Did you know that women who drink more than two diet sodas a day may experience kidney decline at twice the rate of women who don’t? Me neither. At least, not until I happened across that information on the internet last week and decided that I was finally going to kick my Coke Zero addiction. I mean it this time.
Being a perpetual diet soda guzzler comes with a whole basket-load of irritants. First of all, it’s considered an adolescent beverage and weak as far as bad habits go. At the risk of sounding very much like a junior high kiss-ass, people tend to be judgmental about soda-drinkers without registering any of the “cool” points that may come with being a smoker or the “tortured artist” cred that comes with being a heavy drinker.
Both those vices attract their own brand of Dudley Do-Right pontificators, but there’s something about seeing some poor schlub clutching a sweaty can of Coke that acts as a siren call for smarmy health nuts. It’s like they thrive on telling as many people as possible that you should be drinking your weight in ounces of water and that so-and-so is steeping their own sun tea and loooooving it.
An aspect of caffeine that’s often debated is whether or not it’s an addictive substance. It is my untrained, non-medically licensed opinion that it is. Sure, it’s no meth and no one ever opined about what “a hell of a drug” it is, but giving up caffeine can still induce headaches and nausea. Every time I’ve tried going a few days without a can of Coke or a bottle of second-favorite Diet Dr. Pepper (the Harold to my Maude, the Shirley to my Laverne), I get these tense little knots of pain in my temples and, yes, I feel pissy and unfocused.

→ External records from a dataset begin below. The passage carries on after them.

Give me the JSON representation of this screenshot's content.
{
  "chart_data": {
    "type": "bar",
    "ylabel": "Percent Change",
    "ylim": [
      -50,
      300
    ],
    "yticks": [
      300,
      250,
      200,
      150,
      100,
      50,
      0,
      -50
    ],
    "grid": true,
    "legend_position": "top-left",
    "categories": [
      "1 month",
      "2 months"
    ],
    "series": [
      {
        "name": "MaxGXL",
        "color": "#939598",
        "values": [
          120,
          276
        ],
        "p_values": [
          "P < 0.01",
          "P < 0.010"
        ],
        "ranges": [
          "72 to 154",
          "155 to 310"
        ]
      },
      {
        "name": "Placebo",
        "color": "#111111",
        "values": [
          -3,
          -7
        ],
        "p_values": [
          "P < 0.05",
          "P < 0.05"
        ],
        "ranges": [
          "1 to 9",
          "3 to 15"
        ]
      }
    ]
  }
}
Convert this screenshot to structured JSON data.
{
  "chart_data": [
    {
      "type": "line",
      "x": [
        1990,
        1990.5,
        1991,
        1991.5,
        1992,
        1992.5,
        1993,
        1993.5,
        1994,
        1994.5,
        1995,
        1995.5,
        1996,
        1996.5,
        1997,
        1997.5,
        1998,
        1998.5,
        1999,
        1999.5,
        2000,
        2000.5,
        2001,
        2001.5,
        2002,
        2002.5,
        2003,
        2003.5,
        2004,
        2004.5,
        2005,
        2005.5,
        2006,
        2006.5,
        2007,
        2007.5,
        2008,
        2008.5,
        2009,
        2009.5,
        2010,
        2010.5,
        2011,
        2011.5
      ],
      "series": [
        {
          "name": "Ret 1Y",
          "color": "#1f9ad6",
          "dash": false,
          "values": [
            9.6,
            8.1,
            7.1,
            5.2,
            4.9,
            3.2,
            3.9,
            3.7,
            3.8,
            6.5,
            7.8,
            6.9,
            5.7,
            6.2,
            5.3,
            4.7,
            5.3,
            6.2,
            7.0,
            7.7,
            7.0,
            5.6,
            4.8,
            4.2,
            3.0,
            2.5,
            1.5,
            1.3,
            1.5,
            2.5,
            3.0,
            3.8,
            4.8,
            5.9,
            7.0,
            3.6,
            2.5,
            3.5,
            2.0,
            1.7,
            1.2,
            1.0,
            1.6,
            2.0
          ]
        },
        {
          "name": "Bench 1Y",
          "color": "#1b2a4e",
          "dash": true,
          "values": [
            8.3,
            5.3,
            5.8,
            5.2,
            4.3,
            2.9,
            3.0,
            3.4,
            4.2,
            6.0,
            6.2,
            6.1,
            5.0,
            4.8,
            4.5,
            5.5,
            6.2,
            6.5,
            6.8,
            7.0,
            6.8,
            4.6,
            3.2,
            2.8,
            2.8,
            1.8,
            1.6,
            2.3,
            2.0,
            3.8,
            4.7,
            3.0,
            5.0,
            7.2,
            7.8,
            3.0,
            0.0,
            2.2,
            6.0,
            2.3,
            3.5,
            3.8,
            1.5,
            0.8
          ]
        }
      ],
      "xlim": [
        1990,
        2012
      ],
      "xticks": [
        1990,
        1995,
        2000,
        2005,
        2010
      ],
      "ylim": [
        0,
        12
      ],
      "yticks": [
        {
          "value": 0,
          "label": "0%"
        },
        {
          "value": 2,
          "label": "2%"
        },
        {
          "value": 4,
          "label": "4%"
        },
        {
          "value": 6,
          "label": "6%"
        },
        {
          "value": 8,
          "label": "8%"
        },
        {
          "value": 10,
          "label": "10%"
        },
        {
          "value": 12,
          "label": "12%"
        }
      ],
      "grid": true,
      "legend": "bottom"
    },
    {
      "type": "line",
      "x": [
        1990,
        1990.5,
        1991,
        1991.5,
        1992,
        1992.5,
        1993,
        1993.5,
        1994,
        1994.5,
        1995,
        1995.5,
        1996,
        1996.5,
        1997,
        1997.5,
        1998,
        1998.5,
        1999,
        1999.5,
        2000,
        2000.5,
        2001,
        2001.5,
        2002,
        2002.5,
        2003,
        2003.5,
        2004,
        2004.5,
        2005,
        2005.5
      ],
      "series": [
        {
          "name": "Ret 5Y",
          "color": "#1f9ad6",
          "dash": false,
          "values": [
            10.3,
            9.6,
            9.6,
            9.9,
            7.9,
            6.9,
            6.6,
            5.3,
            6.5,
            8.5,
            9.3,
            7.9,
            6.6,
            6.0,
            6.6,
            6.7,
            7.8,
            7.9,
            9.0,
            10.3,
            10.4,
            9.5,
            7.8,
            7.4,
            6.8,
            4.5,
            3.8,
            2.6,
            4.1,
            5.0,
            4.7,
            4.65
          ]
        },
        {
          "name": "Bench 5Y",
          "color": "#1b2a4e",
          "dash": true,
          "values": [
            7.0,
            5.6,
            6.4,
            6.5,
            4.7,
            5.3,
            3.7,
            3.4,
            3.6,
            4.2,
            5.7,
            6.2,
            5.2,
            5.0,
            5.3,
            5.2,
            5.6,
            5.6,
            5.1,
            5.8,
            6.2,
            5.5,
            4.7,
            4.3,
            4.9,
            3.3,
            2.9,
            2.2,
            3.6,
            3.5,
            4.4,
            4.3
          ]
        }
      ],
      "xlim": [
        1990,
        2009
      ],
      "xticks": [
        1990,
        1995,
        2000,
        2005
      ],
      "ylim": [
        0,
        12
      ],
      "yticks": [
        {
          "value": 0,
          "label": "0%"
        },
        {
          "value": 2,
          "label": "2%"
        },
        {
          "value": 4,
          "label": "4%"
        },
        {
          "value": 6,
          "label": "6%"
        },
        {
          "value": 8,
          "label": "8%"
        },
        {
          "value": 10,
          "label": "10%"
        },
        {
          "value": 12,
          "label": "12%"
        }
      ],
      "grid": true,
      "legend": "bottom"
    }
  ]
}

Probably the most irritating aspect about drinking Coke Zero, to my cheapskate self anyway, is how expensive it is. If you go through two twelve-packs a week, that can be the equivalent of smoking three packs of cheap cigarettes a week. Spending $50 or more a month on soda just seems foolish, in light of my budget anyway.
My Coke-drinking runs in cycles of binging and abstaining, so it’s hard to say what my average daily intake looks like. It can be as high as 5 or 6 cans, especially if I go out to dinner or lunch somewhere and wind up getting a side of Coke, hold the ice.
I picked up the habit in college, where we had a Diet Pepsi (my least favorite diet beverage, but acceptable in a pinch) fountain in the cafeteria and I discovered the nervous rush of energy caffeine gives you, which actually decreases productivity, but is comforting nevertheless during late-night study sessions.
After all of this rationalization and list-making and deploring of my own stupid habit, I’ve decided it’s time to give up soda for good. Is it the worst habit ever? Are artificial sweeteners significantly worse for one’s health than regular sugar? Jury’s out. But it’s something I could do without and abstaining from syrupy cans-o’-chemicals will probably improve my quality of life in the long run, so here goes.
I finished my last drink around approximately midnight EST yesterday. To bolster my spirits (and achey head muscles), I have coffee and chai tea, which I am allowing myself to drink in moderation. I’m not relying on self-control to prevent coffee and tea binging, but rather the fact that I only own a French press, I’m lazy, and I’m down to my last four ounces of chai.
So what the hey, right? Supposedly, withdrawal symptoms peak at 48 hours, so Wednesday morning may be rough, but I think I can do it, particularly since publicly declaring my intentions to an Internet audience binds me to an obligation. I’ll be checking back in next week to let you know how it’s going, especially whether or not the headaches were intense, I got really bored of drinking ice water, or I crumpled up and died when I couldn’t order a Coke Zero to complement my buffalo wings.
Until then, folks, I’m armed with horse-tranquilizer-sized Advil and a can-do attitude!